04/03/2026
I just finished reading 'Wet Nursing: A History from Antiquity to the Present' by Valerie Fildes, published in 1988. It does exactly as the title suggests, and it's fascinating. I thought I already knew a lot about wet nursing in the past, but I've learned so much. One of the big take aways for me was how complicated & controversial an issue infant feeding has always been. It's easy to assume that women only stopped breastfeeding in big numbers when formula became widely available - there's truth in this - but the reality is much more complex.
Since ancient times, how babies were fed was influenced by social class, economic status, social norms, patriarchal attitudes to womens' bodies and the milk they produced, religion and politics.

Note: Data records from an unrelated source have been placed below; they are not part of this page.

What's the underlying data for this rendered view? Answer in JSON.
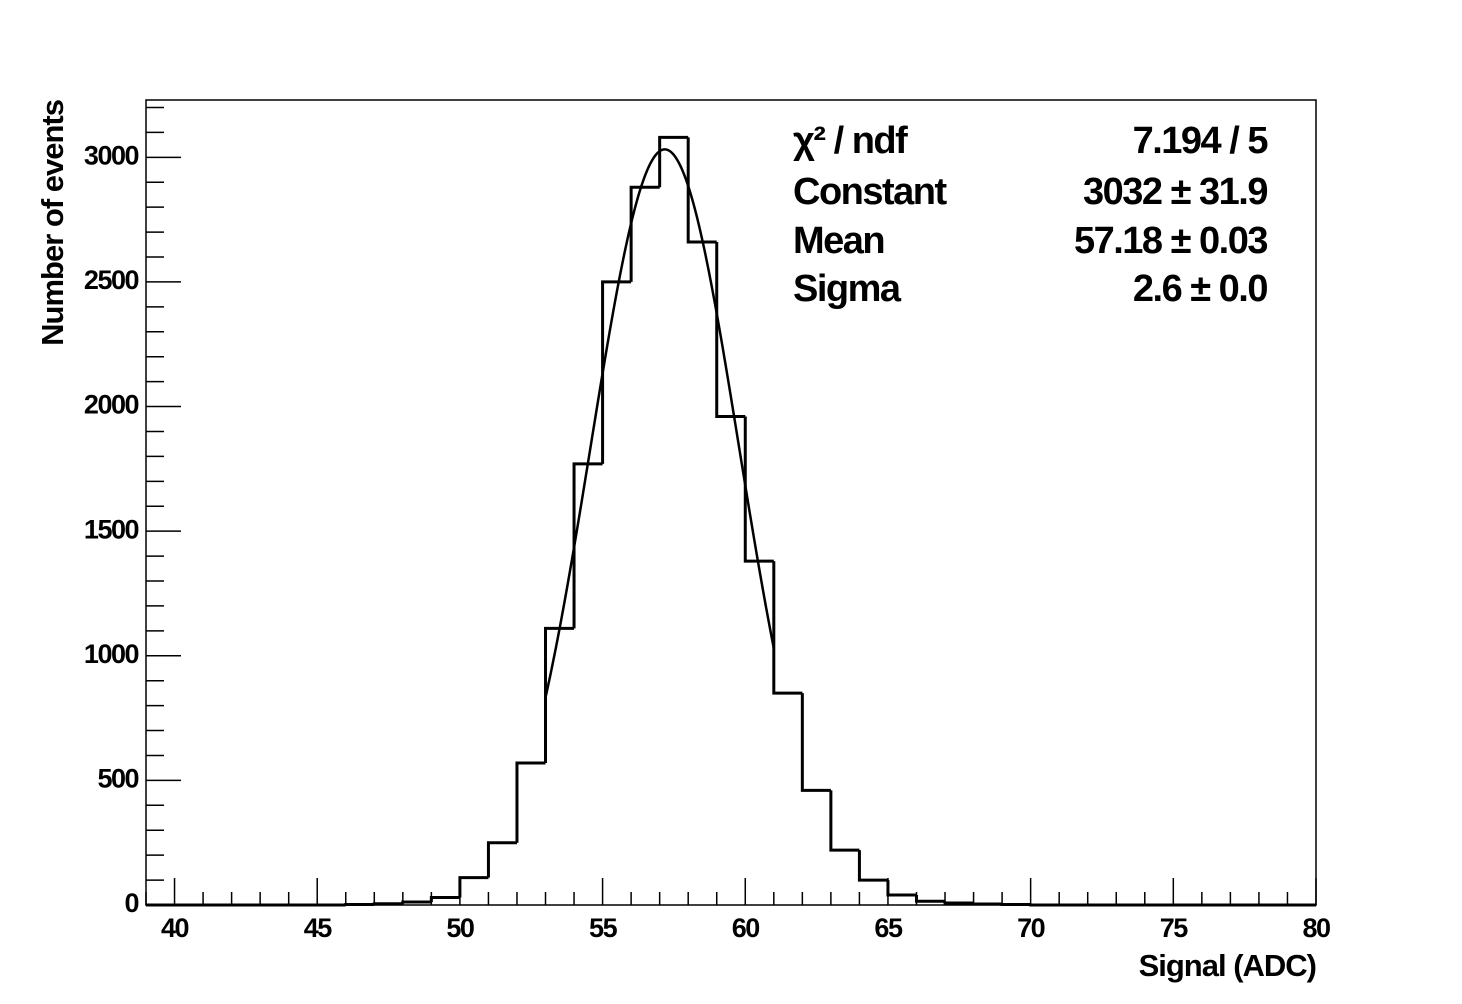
{
  "chart_data": {
    "type": "histogram",
    "xlabel": "Signal (ADC)",
    "ylabel": "Number of events",
    "bins": [
      39,
      40,
      41,
      42,
      43,
      44,
      45,
      46,
      47,
      48,
      49,
      50,
      51,
      52,
      53,
      54,
      55,
      56,
      57,
      58,
      59,
      60,
      61,
      62,
      63,
      64,
      65,
      66,
      67,
      68,
      69,
      70,
      71,
      72,
      73,
      74,
      75,
      76,
      77,
      78,
      79,
      80
    ],
    "values": [
      0,
      0,
      0,
      0,
      0,
      0,
      0,
      2,
      5,
      12,
      30,
      110,
      250,
      570,
      1110,
      1770,
      2500,
      2880,
      3080,
      2660,
      1960,
      1380,
      850,
      460,
      220,
      100,
      40,
      15,
      8,
      4,
      2,
      0,
      0,
      0,
      0,
      0,
      0,
      0,
      0,
      0,
      0
    ],
    "color": "#000000",
    "xlim": [
      39,
      80
    ],
    "xticks": [
      40,
      45,
      50,
      55,
      60,
      65,
      70,
      75,
      80
    ],
    "xminorticks": [
      39,
      41,
      42,
      43,
      44,
      46,
      47,
      48,
      49,
      51,
      52,
      53,
      54,
      56,
      57,
      58,
      59,
      61,
      62,
      63,
      64,
      66,
      67,
      68,
      69,
      71,
      72,
      73,
      74,
      76,
      77,
      78,
      79
    ],
    "ylim": [
      0,
      3230
    ],
    "yticks": [
      0,
      500,
      1000,
      1500,
      2000,
      2500,
      3000
    ],
    "yminorticks": [
      100,
      200,
      300,
      400,
      600,
      700,
      800,
      900,
      1100,
      1200,
      1300,
      1400,
      1600,
      1700,
      1800,
      1900,
      2100,
      2200,
      2300,
      2400,
      2600,
      2700,
      2800,
      2900,
      3100,
      3200
    ],
    "fit": {
      "range": [
        53,
        61
      ]
    },
    "stats": [
      {
        "name": "χ² / ndf",
        "label": "7.194 / 5",
        "value": 7.194,
        "error": 5
      },
      {
        "name": "Constant",
        "label": "3032 ± 31.9",
        "value": 3032,
        "error": 31.9
      },
      {
        "name": "Mean",
        "label": "57.18 ± 0.03",
        "value": 57.18,
        "error": 0.03
      },
      {
        "name": "Sigma",
        "label": "2.6 ± 0.0",
        "value": 2.6,
        "error": 0.0
      }
    ]
  }
}
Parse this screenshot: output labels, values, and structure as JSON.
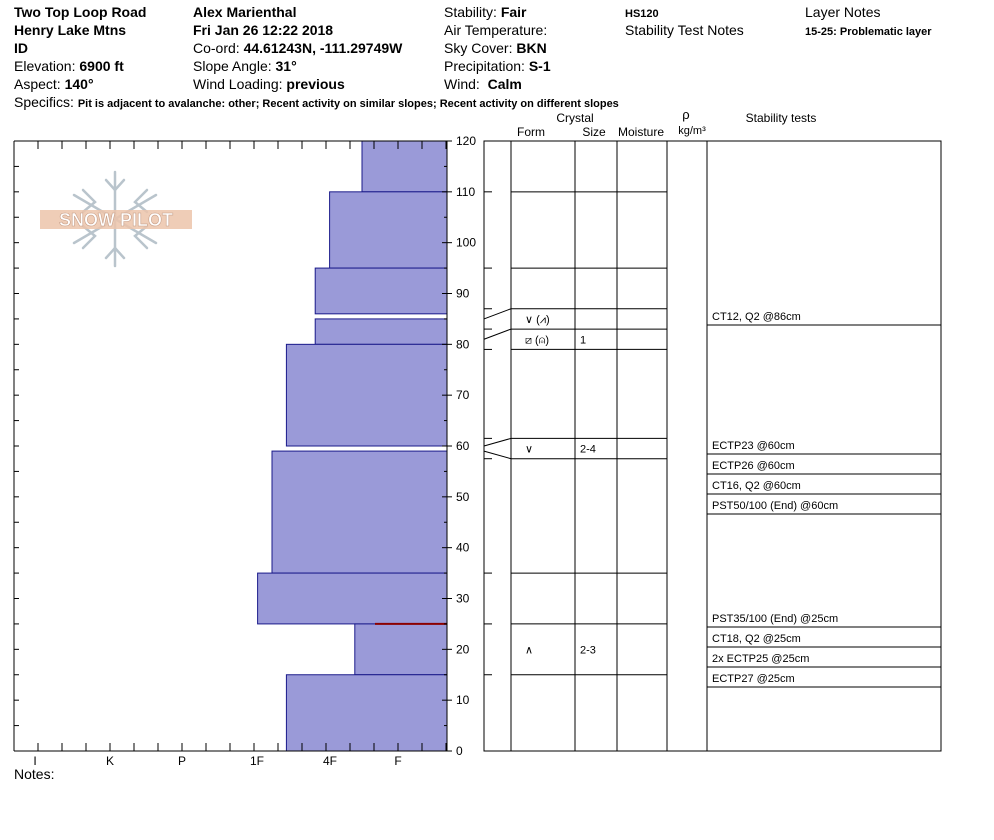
{
  "header": {
    "location": "Two Top Loop Road",
    "range": "Henry Lake Mtns",
    "state": "ID",
    "elevation_label": "Elevation:",
    "elevation": "6900 ft",
    "aspect_label": "Aspect:",
    "aspect": "140°",
    "observer": "Alex Marienthal",
    "datetime": "Fri Jan 26 12:22 2018",
    "coord_label": "Co-ord:",
    "coord": "44.61243N, -111.29749W",
    "slope_label": "Slope Angle:",
    "slope": "31°",
    "wind_loading_label": "Wind Loading:",
    "wind_loading": "previous",
    "stability_label": "Stability:",
    "stability": "Fair",
    "air_temp_label": "Air Temperature:",
    "sky_label": "Sky Cover:",
    "sky": "BKN",
    "precip_label": "Precipitation:",
    "precip": "S-1",
    "wind_label": "Wind:",
    "wind": "Calm",
    "hs": "HS120",
    "stability_test_notes": "Stability Test Notes",
    "layer_notes_title": "Layer Notes",
    "layer_note": "15-25: Problematic layer",
    "specifics_label": "Specifics:",
    "specifics": "Pit is adjacent to avalanche: other; Recent activity on similar slopes; Recent activity on different slopes"
  },
  "logo_text": "SNOW PILOT",
  "notes_label": "Notes:",
  "columns": {
    "crystal": "Crystal",
    "form": "Form",
    "size": "Size",
    "moisture": "Moisture",
    "rho": "ρ",
    "density_unit": "kg/m³",
    "stability_tests": "Stability tests"
  },
  "colors": {
    "hardness_fill": "#9a9ad8",
    "hardness_stroke": "#1a1a8a",
    "weak_layer": "#8b0000"
  },
  "chart_data": {
    "type": "bar",
    "title": "",
    "ylabel": "",
    "xlabel": "",
    "ylim": [
      0,
      120
    ],
    "y_ticks": [
      0,
      10,
      20,
      30,
      40,
      50,
      60,
      70,
      80,
      90,
      100,
      110,
      120
    ],
    "hardness_scale": [
      "I",
      "K",
      "P",
      "1F",
      "4F",
      "F"
    ],
    "orientation": "horizontal",
    "layers": [
      {
        "bottom": 110,
        "top": 120,
        "hardness": 0.5
      },
      {
        "bottom": 95,
        "top": 110,
        "hardness": 0.95
      },
      {
        "bottom": 86,
        "top": 95,
        "hardness": 1.15
      },
      {
        "bottom": 80,
        "top": 85,
        "hardness": 1.15
      },
      {
        "bottom": 60,
        "top": 80,
        "hardness": 1.55
      },
      {
        "bottom": 35,
        "top": 59,
        "hardness": 1.75
      },
      {
        "bottom": 25,
        "top": 35,
        "hardness": 1.95
      },
      {
        "bottom": 15,
        "top": 25,
        "hardness": 0.6
      },
      {
        "bottom": 0,
        "top": 15,
        "hardness": 1.55
      }
    ],
    "weak_layer_height": 25,
    "layer_boundaries": [
      120,
      110,
      95,
      87,
      83,
      79,
      61.5,
      57.5,
      35,
      25,
      15,
      0
    ],
    "crystal_rows": [
      {
        "height": 85,
        "form": "∨ (⩘)",
        "size": ""
      },
      {
        "height": 81,
        "form": "⧄ (⍝)",
        "size": "1"
      },
      {
        "height": 59.5,
        "form": "∨",
        "size": "2-4"
      },
      {
        "height": 20,
        "form": "∧",
        "size": "2-3"
      }
    ],
    "stability_tests": [
      {
        "height": 86,
        "text": "CT12, Q2 @86cm"
      },
      {
        "height": 60,
        "text": "ECTP23 @60cm"
      },
      {
        "height": 60,
        "text": "ECTP26 @60cm"
      },
      {
        "height": 60,
        "text": "CT16, Q2 @60cm"
      },
      {
        "height": 60,
        "text": "PST50/100 (End) @60cm"
      },
      {
        "height": 25,
        "text": "PST35/100 (End) @25cm"
      },
      {
        "height": 25,
        "text": "CT18, Q2 @25cm"
      },
      {
        "height": 25,
        "text": "2x ECTP25 @25cm"
      },
      {
        "height": 25,
        "text": "ECTP27 @25cm"
      }
    ]
  }
}
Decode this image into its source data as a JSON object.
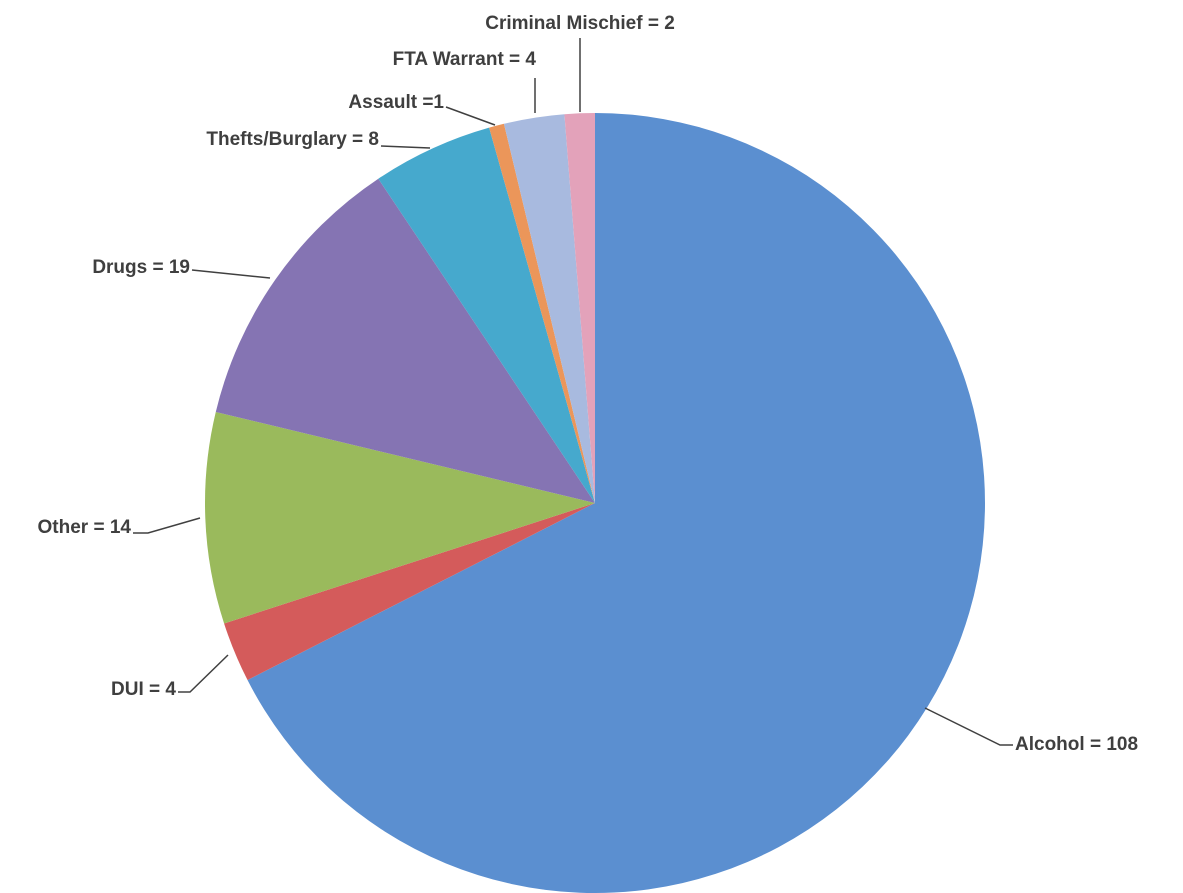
{
  "chart_data": {
    "type": "pie",
    "categories": [
      "Alcohol  = 108",
      "DUI = 4",
      "Other = 14",
      "Drugs = 19",
      "Thefts/Burglary = 8",
      "Assault =1",
      "FTA Warrant = 4",
      "Criminal Mischief = 2"
    ],
    "values": [
      108,
      4,
      14,
      19,
      8,
      1,
      4,
      2
    ],
    "colors": [
      "#5b8fd0",
      "#d45b5b",
      "#9aba5c",
      "#8574b3",
      "#46a9cd",
      "#eb965a",
      "#a8badf",
      "#e3a2ba"
    ]
  }
}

Particularly in Europe, wet nursing was not just practised by the aristocracy - it was in many countries entirely the norm for middle class families. For example, in Florence in the 1500's, by 2 weeks of age 80% of babies had been sent out to wet nurses in the country. The husbands made all the decisions about how the baby would be fed & by whom. There was a big emphasis on lineage - "nothing should detract from the wife's primary function of providing a sufficiently large number of infants to make sure one or more would survive to inherit."
Here's a couple of quotes from the book:
● "Women these days are too delicate or too haughty, or they do not like the inconvenience" - A 14th Century Scottish physician, Bernard of Gordon, on breastfeeding.
● "In Austria (in the 1930's), as elsewhere in Europe, wet-nursing, like prostitution, was one of two ever-available sources of income for poor young women. They could at all times earn their keep by becoming pregnant and selling their milk."
● "If Aunt Mary was feeding her own baby and Miss Lucy started crying Marse John would sn**ch her baby up by the legs and s***k him, and tell Aunt Mary to go on and nuss his baby fust." - A man describing how his aunt (a slave in Georgia) was made to nurse the slave owner's baby. Making slave women wet-nurse slave owners' babies was common practice in the Americas.
There's a wet-nursing museum in Burgundy - hope to visit some day!